Thursday, September 20, 2012


IRS Notice 2012-58  is aimed at employers with more than 50 full-time employees and solidifies how employers are to determine whether an employee is full-time or part-time.  A full-time employee, for health reform purposes, is defined as someone who works, on average, 30 hours or more per week.  This number is important for several reasons but mainly if you should be offering them health coverage and if they could count against you if you are penalized for either not offering minimal essential coverage or if your health plan is deemed unaffordable.

Often-times employers will bring employees on board as a part-time employee and through shift changes or picking up hours here and there become full-time but still labeled part-time.  The IRS is going to be looking at these employees very closely as to whether they should have been considered full-time.  The way they are going to do this is specified in the link above but a synopsis is located below:

Ongoing Employees (Safe Harbor)

1) For ongoing employees (employees who have been working for at least one standard measurement period), employers "Look-Back" over a period of "Standard Measurement" of at least 3 months but no more than 12 Calendar months to determine average weekly hours.

2)  Those employees who average more than 30 hours during this "Standard Measurement Period" or "Look-Back Period" are considered full-time.  Employers may take an (Optional) "Administrative Period" of no longer than 90 Days to bring them into full-time benefits.

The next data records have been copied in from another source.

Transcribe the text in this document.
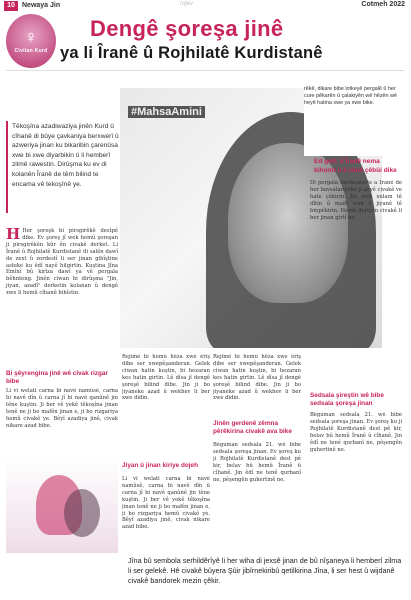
10	Newaya Jin	rojev	Cotmeh 2022
♀
Civilan Kurd
Dengê şoreşa jinê
ya li Îranê û Rojhilatê Kurdistanê
#MahsaAmini
Têkoşîna azadiwaziya jinên Kurd û cîhanê di bûye çavkaniya berxwerî û azweriya jinan ku bikaribin çarenûsa xwe bi xwe diyarbikin û li hemberî zilmê rawestin. Dirûşma ku ev di kolanên Îranê de têm bilind te encama vê tekoşînê ye.
rêkê, dikare bibe lotkeyê pergalê û her cure pêkarên û çalakiyên wê hêzên wê heyê hatina xwe ya xwe bike.
Ed gotî: li Îranê nema bihomt û li zimê çêbûi dike
H Her şoreşk bi pirsgirêkê destpê dike. Ev şoreş jî wek hemû şoreşan ji pirsgirêkên kûr ên civakê derket. Li Îranê û Rojhilatê Kurdistanê di salên dawî de zext û zordestî li ser jinan gihîştine asteke ku êdî nayê hilgirtin. Kuştina Jîna Emînî bû kirîza dawî ya vê pergala bêhnteng. Jinên ciwan bi dirûşma "Jin, jiyan, azadî" derketin kolanan û dengê xwe li hemû cîhanê bihîstin.
Bi şêyrengina jinê wê cîvak rizgar bibe
Li vî welatî carna bi navê namûsê, carna bi navê dîn û carna jî bi navê qanûnê jin têne kuştin. Ji ber vê yekê têkoşîna jinan tenê ne ji bo mafên jinan e, ji bo rizgariya hemû civakê ye. Bêyî azadiya jinê, civak nikare azad bibe.
Jiyan û jinan kiriye dojeh
Rejîmê bi hemû hêza xwe êrîş dibe ser xwepêşanderan. Gelek ciwan hatin kuştin, bi hezaran kes hatin girtin. Lê dîsa jî dengê şoreşê bilind dibe. Jin ji bo jiyaneke azad û wekhev li ber xwe didin.
Li vî welatî carna bi navê namûsê, carna bi navê dîn û carna jî bi navê qanûnê jin têne kuştin. Ji ber vê yekê têkoşîna jinan tenê ne ji bo mafên jinan e, ji bo rizgariya hemû civakê ye. Bêyî azadiya jinê, civak nikare azad bibe.
Jinên gerdenê zêmna pêrêkirina civakê ava bike
Rejîmê bi hemû hêza xwe êrîş dibe ser xwepêşanderan. Gelek ciwan hatin kuştin, bi hezaran kes hatin girtin. Lê dîsa jî dengê şoreşê bilind dibe. Jin ji bo jiyaneke azad û wekhev li ber xwe didin.
Bêguman sedsala 21. wê bibe sedsala şoreşa jinan. Ev şoreş ku ji Rojhilatê Kurdistanê dest pê kir, belav bû hemû Îranê û cîhanê. Jin êdî ne tenê qurbanî ne, pêşengên guhertinê ne.
Di pergala baviksalarîe a Îranê de her bavsalarîyeke ji aliyê civakê ve hate çêkirin. Jin wek xulam tê dîtin û mafê wan ê jiyanê tê binpêkirin. Hemû deriyên civakê li ber jinan girtî ne.
Sedsala şireştin wê bibe sedsala şoreşa jinan
Bêguman sedsala 21. wê bibe sedsala şoreşa jinan. Ev şoreş ku ji Rojhilatê Kurdistanê dest pê kir, belav bû hemû Îranê û cîhanê. Jin êdî ne tenê qurbanî ne, pêşengên guhertinê ne.
Jîna bû sembola serhildêrîyê li her wiha di jexsê jinan de bû nîşaneya li hemberî zilma li ser gelekê. Hê civakê bûyera Şûir jibîrnekiribû qetilkirina Jîna, li ser hest û wijdanê civakê bandorek mezin çêkir.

3) Following the Look-Back Period", starts the "Stability Period" which is at least 6 months long and no shorter than the "Standard Measurement Period".  During the stability period the employee remains either Part-Time or Full-Time based on their determination, even though they may have moved back into Part-Time or Full-Time status.

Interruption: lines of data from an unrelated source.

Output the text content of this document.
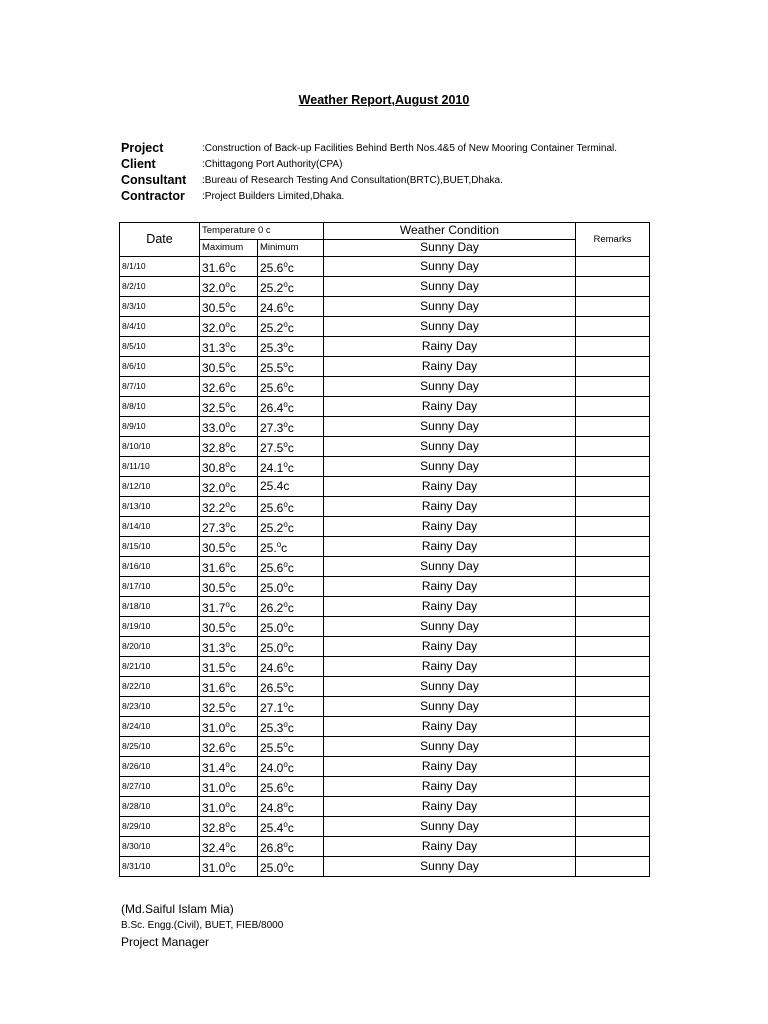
Weather Report,August 2010
Project	:Construction of Back-up Facilities Behind Berth Nos.4&5 of New Mooring Container Terminal.
Client	:Chittagong Port Authority(CPA)
Consultant :Bureau of Research Testing And Consultation(BRTC),BUET,Dhaka.
Contractor :Project Builders Limited,Dhaka.
Date	Temperature 0 c		Weather Condition	Remarks
	Maximum	Minimum	Sunny Day	
8/1/10	31.6$^o$c	25.6$^o$c	Sunny Day	
8/2/10	32.0$^o$c	25.2$^o$c	Sunny Day	
8/3/10	30.5$^o$c	24.6$^o$c	Sunny Day	
8/4/10	32.0$^o$c	25.2$^o$c	Sunny Day	
8/5/10	31.3$^o$c	25.3$^o$c	Rainy Day	
8/6/10	30.5$^o$c	25.5$^o$c	Rainy Day	
8/7/10	32.6$^o$c	25.6$^o$c	Sunny Day	
8/8/10	32.5$^o$c	26.4$^o$c	Rainy Day	
8/9/10	33.0$^o$c	27.3$^o$c	Sunny Day	
8/10/10	32.8$^o$c	27.5$^o$c	Sunny Day	
8/11/10	30.8$^o$c	24.1$^o$c	Sunny Day	
8/12/10	32.0$^o$c	25.4c	Rainy Day	
8/13/10	32.2$^o$c	25.6$^o$c	Rainy Day	
8/14/10	27.3$^o$c	25.2$^o$c	Rainy Day	
8/15/10	30.5$^o$c	25.$^o$c	Rainy Day	
8/16/10	31.6$^o$c	25.6$^o$c	Sunny Day	
8/17/10	30.5$^o$c	25.0$^o$c	Rainy Day	
8/18/10	31.7$^o$c	26.2$^o$c	Rainy Day	
8/19/10	30.5$^o$c	25.0$^o$c	Sunny Day	
8/20/10	31.3$^o$c	25.0$^o$c	Rainy Day	
8/21/10	31.5$^o$c	24.6$^o$c	Rainy Day	
8/22/10	31.6$^o$c	26.5$^o$c	Sunny Day	
8/23/10	32.5$^o$c	27.1$^o$c	Sunny Day	
8/24/10	31.0$^o$c	25.3$^o$c	Rainy Day	
8/25/10	32.6$^o$c	25.5$^o$c	Sunny Day	
8/26/10	31.4$^o$c	24.0$^o$c	Rainy Day	
8/27/10	31.0$^o$c	25.6$^o$c	Rainy Day	
8/28/10	31.0$^o$c	24.8$^o$c	Rainy Day	
8/29/10	32.8$^o$c	25.4$^o$c	Sunny Day	
8/30/10	32.4$^o$c	26.8$^o$c	Rainy Day	
8/31/10	31.0$^o$c	25.0$^o$c	Sunny Day	
(Md.Saiful Islam Mia)
B.Sc. Engg.(Civil), BUET, FIEB/8000
Project Manager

Newly Hired Employees, Variable and Seasonal (Safe Harbor)

1) Similar to ongoing employees, Employers may use an initial "Measurement Period" of at least 3 months but no more than 12 months to determine average hours, and an (Optional) administrative period of no more than 90 days to bring that employee on board as full-time eligible if they meet the Full-Time criteria.

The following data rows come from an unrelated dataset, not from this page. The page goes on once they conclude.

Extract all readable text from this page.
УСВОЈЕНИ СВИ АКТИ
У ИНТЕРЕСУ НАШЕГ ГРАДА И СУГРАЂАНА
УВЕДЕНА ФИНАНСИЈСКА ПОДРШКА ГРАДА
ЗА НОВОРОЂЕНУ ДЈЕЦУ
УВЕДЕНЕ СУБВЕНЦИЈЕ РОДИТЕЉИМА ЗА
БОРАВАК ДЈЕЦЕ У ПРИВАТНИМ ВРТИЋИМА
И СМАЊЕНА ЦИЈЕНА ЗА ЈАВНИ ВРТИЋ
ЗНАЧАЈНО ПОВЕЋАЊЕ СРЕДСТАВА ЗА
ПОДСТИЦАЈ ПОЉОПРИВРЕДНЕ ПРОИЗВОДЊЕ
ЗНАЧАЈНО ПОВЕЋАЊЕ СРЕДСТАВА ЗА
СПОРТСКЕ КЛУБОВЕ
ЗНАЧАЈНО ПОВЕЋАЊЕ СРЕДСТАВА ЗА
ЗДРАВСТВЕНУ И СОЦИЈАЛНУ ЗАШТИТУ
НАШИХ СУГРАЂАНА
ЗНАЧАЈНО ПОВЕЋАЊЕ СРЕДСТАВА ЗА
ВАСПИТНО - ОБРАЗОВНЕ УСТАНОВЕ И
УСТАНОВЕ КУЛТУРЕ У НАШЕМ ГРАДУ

2) The "Stability Period" must be the same length as the "Stability Period" for ongoing employees.

3) The rules for the "Stability Period" are the same for Newly Hired and Ongoing Employees.

This requirement under health reform appears to be aimed at those 50+ employers who are thinking that they may be able to avoid penalties associated with not offering minimal essential coverage or unaffordable coverage by hiring more part-time employees.  The fed needs their penalty income to pay for health reform so one way or another they will get it.  Unless you plan on bringing a part-time employee on full-time, keep them under 30 hours per week to avoid any potential fines.